1. A depth vision vehicle-mounted monitoring device, comprising: the device comprises a 3D image acquisition assembly, an image processing module, a positioning module, an audio module, a communication module, a power supply module and an outer cover shell; the 3D image acquisition assembly is used for acquiring a three-dimensional measurement image and depth information of a shot object; the image processing module is used for processing the image and depth information of the measured object acquired by the 3D image acquisition assembly; the audio module is used for inputting and outputting voice; the positioning module is used for acquiring the geographical position information of the vehicle; the communication module is used for receiving and sending data; the power supply module is used for supplying power to other modules in the device; the 3D image acquisition assembly, the image processing module, the audio module, the positioning module, the communication module and the power supply module are installed in the outer cover shell.

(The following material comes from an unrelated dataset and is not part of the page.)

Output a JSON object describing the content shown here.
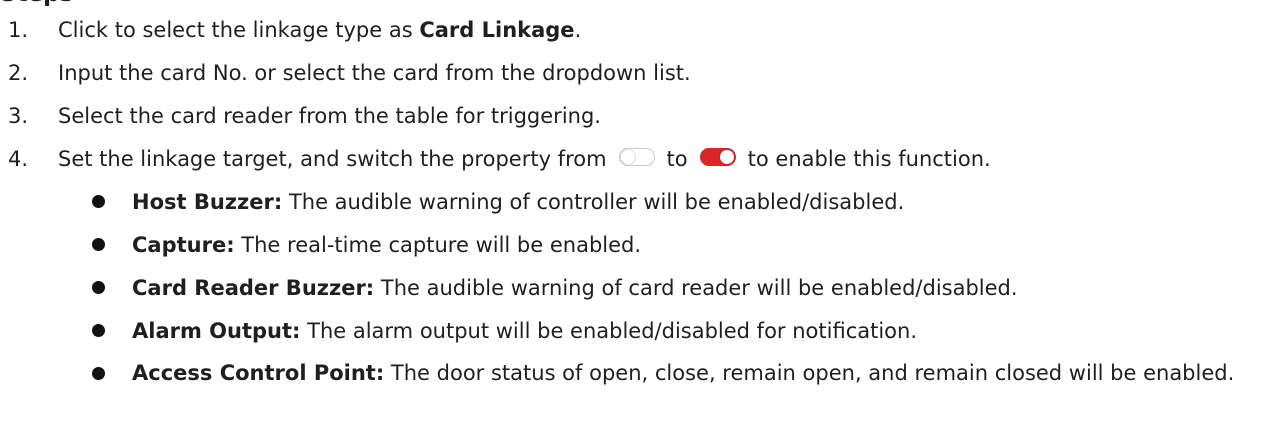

2. The depth vision vehicle-mounted monitoring device of claim 1, wherein: the 3D image acquisition assembly comprises a 3D structure optical camera and a TOF depth sensing camera, and the working distance of the 3D image acquisition assembly is in the range of + y to + x to-y =2500 mm and + z to + x to-z =2500 mm by taking the three-dimensional coordinates of the internal space of the vehicle as a reference.

3. The depth vision vehicle-mounted monitoring device of claim 2, wherein: the 3D structure light camera comprises an infrared lens, a floodlight induction element and a dot matrix projector and is used for acquiring information such as human face three-dimensional images, human body temperature and action expressions.

4. The depth vision vehicle-mounted monitoring device of claim 2, wherein: the TOF deep sensing camera comprises a distance sensor, an infrared lens, a floodlight sensing element, a dot matrix projector and a flash memory and is used for acquiring accurate contour and depth information of a human face and three-dimensional image information of an environment in a vehicle.

5. The depth vision vehicle-mounted monitoring device of claim 1, wherein: the CPU of the image processing module adopts one of the high-pass CellON processors 600 to 800 series.

6. The depth vision vehicle-mounted monitoring device of claim 1, wherein: the positioning module adopts one of a Beidou satellite or a GPS positioning module.

7. The depth vision vehicle-mounted monitoring device of claim 1, wherein: the audio module includes a speaker for outputting voice and a microphone for inputting audio.

8. The depth vision vehicle-mounted monitoring device of claim 1, wherein: the communication module comprises one or more of GSM, wifi/Bluetooth, Zigbee, NB-IoT, 2G, 3G, 4G and 5G networks.

9. The depth vision vehicle-mounted monitoring device of claim 1, wherein: the power supply voltage of the power supply module is 5V-12V.